Place tomatoes into food processor. Process the tomatoes until they are mostly chopped. Remove and place them in a bowl for later.
2 medium roma tomato
Place ¼ cup of red onion and 2 cloves of garlic into the processor and pulse a few times until it is finely chopped. Throughout the steps, If the ingredients stick to the sides and don’t get chopped, use a spatula to push them down into the processor bowl and pulse again.
2 cloves garlic, ½ cup red onion
Next add the mushrooms, parsley and cilantro. You want to pulse until the mushrooms are finely chopped.
¼ cup flat leaf parsley leaves, ¼ cup cilantro leaves, 1 cup sliced mushrooms
Next add in the black beans, tomatoes, cumin and salt. When you pulse this time, make sure you don’t over process, as you want the burgers to have a little texture.

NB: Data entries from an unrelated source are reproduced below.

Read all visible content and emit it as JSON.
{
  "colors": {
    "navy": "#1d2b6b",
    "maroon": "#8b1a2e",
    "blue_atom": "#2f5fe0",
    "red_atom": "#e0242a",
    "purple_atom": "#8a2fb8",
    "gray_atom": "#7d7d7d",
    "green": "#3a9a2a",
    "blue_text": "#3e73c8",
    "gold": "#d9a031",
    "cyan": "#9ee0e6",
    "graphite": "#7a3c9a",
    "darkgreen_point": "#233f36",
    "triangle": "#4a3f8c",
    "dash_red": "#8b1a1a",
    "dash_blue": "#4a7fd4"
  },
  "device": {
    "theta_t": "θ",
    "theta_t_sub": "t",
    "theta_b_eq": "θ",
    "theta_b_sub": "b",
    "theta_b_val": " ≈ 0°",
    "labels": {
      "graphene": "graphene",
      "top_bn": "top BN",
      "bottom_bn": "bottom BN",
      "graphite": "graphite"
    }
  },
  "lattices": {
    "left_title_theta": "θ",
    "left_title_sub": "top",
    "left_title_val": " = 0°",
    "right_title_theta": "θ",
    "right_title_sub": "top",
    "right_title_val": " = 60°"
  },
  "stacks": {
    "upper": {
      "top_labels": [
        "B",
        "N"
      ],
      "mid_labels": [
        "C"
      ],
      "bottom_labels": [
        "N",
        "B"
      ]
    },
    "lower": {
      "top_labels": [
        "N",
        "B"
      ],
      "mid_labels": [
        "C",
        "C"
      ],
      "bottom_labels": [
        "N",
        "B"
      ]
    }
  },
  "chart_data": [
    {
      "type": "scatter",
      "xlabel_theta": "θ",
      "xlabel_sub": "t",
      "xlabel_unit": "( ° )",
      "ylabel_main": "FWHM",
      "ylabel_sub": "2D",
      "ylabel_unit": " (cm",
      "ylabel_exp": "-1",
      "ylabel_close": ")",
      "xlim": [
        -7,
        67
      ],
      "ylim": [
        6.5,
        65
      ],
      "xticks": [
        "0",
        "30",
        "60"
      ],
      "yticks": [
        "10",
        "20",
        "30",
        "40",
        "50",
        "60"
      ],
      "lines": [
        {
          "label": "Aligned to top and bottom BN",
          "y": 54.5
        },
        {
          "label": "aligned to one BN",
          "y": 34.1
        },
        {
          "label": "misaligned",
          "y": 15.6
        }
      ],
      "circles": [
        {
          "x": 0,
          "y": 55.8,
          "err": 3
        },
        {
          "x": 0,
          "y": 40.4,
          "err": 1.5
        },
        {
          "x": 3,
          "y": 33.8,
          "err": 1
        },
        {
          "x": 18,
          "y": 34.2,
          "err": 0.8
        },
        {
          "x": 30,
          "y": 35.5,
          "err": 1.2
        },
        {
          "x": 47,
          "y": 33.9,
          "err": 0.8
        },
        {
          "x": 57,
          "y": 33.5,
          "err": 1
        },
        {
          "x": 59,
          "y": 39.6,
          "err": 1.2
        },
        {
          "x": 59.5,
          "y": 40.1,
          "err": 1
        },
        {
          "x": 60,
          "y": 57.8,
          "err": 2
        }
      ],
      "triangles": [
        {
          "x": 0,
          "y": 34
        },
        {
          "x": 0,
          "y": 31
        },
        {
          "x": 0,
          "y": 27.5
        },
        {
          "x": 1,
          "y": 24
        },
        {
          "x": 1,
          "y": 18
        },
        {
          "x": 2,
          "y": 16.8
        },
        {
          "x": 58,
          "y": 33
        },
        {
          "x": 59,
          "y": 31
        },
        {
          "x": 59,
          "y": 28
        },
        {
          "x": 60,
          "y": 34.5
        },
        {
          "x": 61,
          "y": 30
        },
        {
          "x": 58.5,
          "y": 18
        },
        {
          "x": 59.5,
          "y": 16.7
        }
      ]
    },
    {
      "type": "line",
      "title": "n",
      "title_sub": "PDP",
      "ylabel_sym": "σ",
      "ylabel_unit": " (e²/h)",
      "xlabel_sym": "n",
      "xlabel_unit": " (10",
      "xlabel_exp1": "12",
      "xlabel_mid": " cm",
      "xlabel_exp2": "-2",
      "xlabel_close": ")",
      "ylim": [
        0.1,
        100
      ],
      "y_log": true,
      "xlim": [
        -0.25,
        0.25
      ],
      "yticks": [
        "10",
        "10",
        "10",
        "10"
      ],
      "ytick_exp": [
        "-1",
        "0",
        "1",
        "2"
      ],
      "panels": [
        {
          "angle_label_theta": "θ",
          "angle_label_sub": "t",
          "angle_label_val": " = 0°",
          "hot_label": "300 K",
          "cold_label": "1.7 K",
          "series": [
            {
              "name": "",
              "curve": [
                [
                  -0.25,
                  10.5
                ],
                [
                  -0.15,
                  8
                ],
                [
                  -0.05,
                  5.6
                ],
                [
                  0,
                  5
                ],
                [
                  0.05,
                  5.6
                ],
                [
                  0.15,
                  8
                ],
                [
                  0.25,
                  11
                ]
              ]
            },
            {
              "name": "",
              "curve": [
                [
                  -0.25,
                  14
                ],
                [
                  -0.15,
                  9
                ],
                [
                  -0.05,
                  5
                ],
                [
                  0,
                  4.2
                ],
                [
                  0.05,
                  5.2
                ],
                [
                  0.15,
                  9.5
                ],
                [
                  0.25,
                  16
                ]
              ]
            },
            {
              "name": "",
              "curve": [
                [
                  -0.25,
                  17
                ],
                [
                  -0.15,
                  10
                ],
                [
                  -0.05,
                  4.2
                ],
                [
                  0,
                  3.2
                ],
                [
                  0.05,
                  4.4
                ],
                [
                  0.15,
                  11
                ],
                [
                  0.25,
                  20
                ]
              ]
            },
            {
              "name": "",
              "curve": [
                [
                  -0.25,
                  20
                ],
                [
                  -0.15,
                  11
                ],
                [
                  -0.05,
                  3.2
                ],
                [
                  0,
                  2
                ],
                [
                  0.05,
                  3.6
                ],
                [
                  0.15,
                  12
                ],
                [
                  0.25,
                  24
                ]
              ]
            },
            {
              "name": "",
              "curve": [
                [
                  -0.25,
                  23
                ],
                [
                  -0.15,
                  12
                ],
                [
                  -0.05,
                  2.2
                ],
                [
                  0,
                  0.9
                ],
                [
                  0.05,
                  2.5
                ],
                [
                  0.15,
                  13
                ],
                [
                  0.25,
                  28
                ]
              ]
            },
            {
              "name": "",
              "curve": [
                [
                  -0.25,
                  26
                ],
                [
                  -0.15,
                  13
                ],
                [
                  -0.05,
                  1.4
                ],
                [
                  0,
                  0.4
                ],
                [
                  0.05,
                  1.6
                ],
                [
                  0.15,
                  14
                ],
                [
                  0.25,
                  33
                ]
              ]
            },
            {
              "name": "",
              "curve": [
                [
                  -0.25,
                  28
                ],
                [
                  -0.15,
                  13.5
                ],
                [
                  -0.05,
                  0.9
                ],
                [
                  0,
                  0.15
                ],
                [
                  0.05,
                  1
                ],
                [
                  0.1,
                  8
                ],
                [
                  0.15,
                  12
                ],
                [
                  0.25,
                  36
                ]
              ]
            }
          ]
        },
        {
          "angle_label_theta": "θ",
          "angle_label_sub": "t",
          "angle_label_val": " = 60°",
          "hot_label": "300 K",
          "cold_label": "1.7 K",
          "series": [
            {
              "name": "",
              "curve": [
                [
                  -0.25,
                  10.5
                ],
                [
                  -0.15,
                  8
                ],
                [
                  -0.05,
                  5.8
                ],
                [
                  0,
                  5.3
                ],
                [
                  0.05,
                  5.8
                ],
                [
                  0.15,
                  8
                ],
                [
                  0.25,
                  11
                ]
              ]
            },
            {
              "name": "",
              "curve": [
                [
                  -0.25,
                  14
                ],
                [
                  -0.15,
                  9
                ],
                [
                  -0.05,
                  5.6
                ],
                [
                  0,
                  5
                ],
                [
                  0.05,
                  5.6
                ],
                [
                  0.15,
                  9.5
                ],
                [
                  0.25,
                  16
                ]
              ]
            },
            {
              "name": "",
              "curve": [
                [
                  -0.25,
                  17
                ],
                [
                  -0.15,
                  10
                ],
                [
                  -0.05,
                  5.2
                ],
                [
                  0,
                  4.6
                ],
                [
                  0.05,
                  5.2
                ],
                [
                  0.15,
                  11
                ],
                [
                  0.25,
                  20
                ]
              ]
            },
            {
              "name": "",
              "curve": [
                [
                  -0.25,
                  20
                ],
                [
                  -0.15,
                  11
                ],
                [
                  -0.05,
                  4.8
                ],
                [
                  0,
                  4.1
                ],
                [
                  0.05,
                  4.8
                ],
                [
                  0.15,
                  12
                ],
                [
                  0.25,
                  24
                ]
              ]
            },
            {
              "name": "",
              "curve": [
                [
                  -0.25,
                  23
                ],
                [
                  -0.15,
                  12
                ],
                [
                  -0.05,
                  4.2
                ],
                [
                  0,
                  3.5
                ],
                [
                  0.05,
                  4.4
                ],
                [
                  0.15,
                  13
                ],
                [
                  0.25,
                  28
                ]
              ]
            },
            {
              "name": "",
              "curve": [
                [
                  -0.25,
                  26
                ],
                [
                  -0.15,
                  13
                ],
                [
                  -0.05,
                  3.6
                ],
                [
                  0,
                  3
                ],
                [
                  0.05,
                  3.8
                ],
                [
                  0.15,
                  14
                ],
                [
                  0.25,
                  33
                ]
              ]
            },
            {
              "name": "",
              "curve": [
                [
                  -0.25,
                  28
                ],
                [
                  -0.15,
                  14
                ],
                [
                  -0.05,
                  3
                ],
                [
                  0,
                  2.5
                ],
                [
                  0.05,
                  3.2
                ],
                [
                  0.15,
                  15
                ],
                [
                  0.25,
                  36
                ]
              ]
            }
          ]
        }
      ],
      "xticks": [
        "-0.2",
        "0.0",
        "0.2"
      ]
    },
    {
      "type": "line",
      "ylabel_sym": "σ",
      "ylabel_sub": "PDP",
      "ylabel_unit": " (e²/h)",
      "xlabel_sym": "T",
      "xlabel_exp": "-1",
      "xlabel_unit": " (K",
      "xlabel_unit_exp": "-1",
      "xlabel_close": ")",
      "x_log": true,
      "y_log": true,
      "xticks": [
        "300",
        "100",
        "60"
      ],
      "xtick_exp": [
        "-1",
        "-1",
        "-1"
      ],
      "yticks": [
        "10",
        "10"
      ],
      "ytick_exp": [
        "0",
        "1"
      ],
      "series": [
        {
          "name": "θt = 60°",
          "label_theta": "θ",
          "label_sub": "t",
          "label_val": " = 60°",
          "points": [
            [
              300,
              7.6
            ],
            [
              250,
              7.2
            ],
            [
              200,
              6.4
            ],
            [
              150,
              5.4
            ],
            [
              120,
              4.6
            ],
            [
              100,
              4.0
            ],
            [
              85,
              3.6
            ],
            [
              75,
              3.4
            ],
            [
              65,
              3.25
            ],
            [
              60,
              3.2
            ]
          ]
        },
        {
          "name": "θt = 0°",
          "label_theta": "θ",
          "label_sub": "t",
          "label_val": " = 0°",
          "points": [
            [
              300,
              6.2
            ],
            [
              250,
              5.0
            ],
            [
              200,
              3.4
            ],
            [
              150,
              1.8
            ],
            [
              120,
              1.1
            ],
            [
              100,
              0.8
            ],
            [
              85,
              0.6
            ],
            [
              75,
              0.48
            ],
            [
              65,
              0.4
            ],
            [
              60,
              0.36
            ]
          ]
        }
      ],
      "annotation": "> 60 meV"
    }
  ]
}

1 can black beans, ½ teaspoon cumin, ½ teaspoon salt
Lastly, add the quinoa and rolled oats to the processor. Pulse in short bursts to combine ingredients and make sure that the mixture retains some texture.
½ cup quinoa, 1 cup rolled oats
Line baking tray with parchment paper, measure out ½ cup of mixture and form into patties. Place the burgers on the parchment paper with space in between.
Place the burgers in a hot oven and cook for 20 minutes. Remove the tray and gently flip the burgers, place the tray back in the oven and cook for an additional 15 minutes. The burgers should be hot and a crust should be formed on the outside.
Notes
Shaping the Burgers. Measure the mixture out for even cooking and use a burger press for the best-shaped burgers. It's an inexpensive kitchen tool that really comes in handy and makes prettier veggie burger patties.
Best Burger Size. Weigh the mixture using a kitchen scale so that each patty is 3 or 3.5 ounces. If you don't have a scale, use a half-cup measuring cup. Don't make them larger as they will be crumbly.
Flipping the Burgers. Flip carefully halfway through the cooking process as the patties are still a little fragile but will firm up more as they continue cooking.
Don’t Over-Process. The best way to do this is to use short pulses to chop and mix at each step. And doing so only long enough to chop the ingredients into small pieces without turning them to mush.